It's not hard to find stocks priced below $20 per share right now. The COVID-19 crisis turned Wall Street upside down in 2020, and there are plenty of inexpensive stocks on the market, even after the solid recovery we saw over the summer.

With great risk comes great potential returns, but some low-priced tickers are trading at a discount for good reason. You need to avoid these landmines in your search for strong companies that will survive this crisis and thrive in 2021.

Here are three great tech companies that are trading at very modest share prices today. Let me explain why they look like great buys at these low prices.

A ray of sunlight shines on an open treasure chest in an otherwise dark cave.

Image source: Getty Images.

1. Nokia: $4 per share

You may know Nokia (NOK) as a former heavyweight in the mobile-phone market. The Finnish company's handsets from the pre-smartphone era are still celebrated as indestructible tanks that earned their market-leading wings the hard way.

Nokia's pocket-sized share price obscures the company's substantial market cap of $23.5 billion. The stock has been trading at single-digit dollars per share since 2011 when Android and iPhone devices were making not-so-smart phone models obsolete in a hurry. Nokia executed several stock splits in the dot-com era. A single Nokia share in early 1995 was split into 64 shares five years later.

That made sense at the time because the stock price would have surged above $3,700 per share in 2001 without these moves. The other two stocks in this article followed similar paths to today's low stock prices, going through some hard times after a period of skyrocketing share prices.

Times have changed, and Nokia plays a very different role in the mobile industry today. The company is a leading provider of equipment and services on the infrastructure side of mobile networking. These days, that puts Nokia in a prime position to benefit from the global rollout of 5G wireless networks.

The stock is cheap for historical reasons that don't apply to Nokia's current business operations. It's a low-priced direct play on the emerging 5G market. I'm so impressed by Nokia's long-term value that I started a position of my own last month.

2. Flex: $18 per share

Electronics design and manufacturing expert Flex (FLEX -0.43%) squeaks in just below our target price of $20 per share. The stock has gained 40% over the last year and still looks cheap, trading for 12.8 times forward earnings estimates.

The company took a big hit from COVID-19 complications in the spring but roared back to life over the summer. Clients in the healthcare and automotive markets are sending in solid orders.
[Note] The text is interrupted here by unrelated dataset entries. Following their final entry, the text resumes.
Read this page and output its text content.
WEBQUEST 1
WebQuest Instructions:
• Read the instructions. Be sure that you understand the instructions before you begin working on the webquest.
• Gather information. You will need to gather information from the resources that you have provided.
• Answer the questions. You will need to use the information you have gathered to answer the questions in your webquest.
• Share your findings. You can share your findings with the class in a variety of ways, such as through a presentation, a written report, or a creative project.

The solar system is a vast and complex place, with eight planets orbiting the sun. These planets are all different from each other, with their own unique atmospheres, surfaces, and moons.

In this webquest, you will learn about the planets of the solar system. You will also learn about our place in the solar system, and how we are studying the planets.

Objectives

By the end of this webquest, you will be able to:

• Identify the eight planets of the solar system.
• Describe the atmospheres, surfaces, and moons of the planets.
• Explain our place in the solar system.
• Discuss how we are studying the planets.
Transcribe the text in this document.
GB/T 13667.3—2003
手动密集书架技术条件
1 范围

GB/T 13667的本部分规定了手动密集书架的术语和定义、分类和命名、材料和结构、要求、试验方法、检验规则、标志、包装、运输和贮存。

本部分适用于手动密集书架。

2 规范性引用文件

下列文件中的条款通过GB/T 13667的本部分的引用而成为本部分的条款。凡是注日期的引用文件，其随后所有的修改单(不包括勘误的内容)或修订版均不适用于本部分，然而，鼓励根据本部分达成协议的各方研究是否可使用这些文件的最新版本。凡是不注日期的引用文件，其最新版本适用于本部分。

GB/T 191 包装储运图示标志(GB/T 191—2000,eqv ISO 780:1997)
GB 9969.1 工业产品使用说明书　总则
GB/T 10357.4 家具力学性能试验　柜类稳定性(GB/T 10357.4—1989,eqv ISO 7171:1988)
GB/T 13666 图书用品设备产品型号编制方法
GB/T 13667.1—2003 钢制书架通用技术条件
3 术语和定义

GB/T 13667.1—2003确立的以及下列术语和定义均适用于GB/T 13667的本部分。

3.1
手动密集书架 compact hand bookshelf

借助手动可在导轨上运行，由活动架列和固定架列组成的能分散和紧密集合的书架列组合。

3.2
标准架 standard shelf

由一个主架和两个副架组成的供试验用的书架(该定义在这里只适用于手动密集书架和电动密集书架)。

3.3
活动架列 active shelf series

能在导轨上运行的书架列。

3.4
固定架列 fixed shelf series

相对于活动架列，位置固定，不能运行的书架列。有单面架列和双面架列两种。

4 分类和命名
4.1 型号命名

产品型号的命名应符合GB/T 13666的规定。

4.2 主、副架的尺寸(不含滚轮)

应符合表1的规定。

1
Looking ahead, management sees fantastic growth following from the rise of electric cars and alternative energy sources.

On that note, Next has an ace up its sleeve in the NEXTracker sun-tracking system that helps solar farms optimize their energy output. NEXTracker looks like a billion-dollar business in the making, which adds a ton of value to Next's modest $9 billion market cap.

A magnifying glass focused on the illuminaty pyramid on the back of a dollar bill.

Image source: Getty Images.

3. LG Display: $8.20 per share

Finally, LCD and OLED screen manufacturer LG Display (LPL 0.53%) slides in at $8.20 per share and a market cap of $6.2 billion. This is more than just the screen-building arm of Korean electronics giant LG. Started as a joint venture between LG and Dutch device-maker Philips, LG Display built a diverse roster of clients before Philips sold its share of the company in 2008. LG Display continues to serve the mobile and consumer electronics markets at large, still counting iPhone maker Apple among its largest clients.

The stock has gained 22% in 2020, in large part thanks to the work-from-home and online-school trends of the coronavirus era. People need more digital screens than ever before.

LG Display expects the high demand for screens to stick around for years to come. The company increased its manufacturing capacity by 15% in the third quarter alone by upgrading older OLED factories and opening a brand new facility in China. That jump was achieved despite tight cost controls, as LG Display's management is handling the company purse "under the worst-case scenario to respond to uncertainties and volatility in the business environment."

In short, LG Display lets you invest in both OLED screens and smartphone growth without shelling out more than $100 per share for Apple and Universal Display.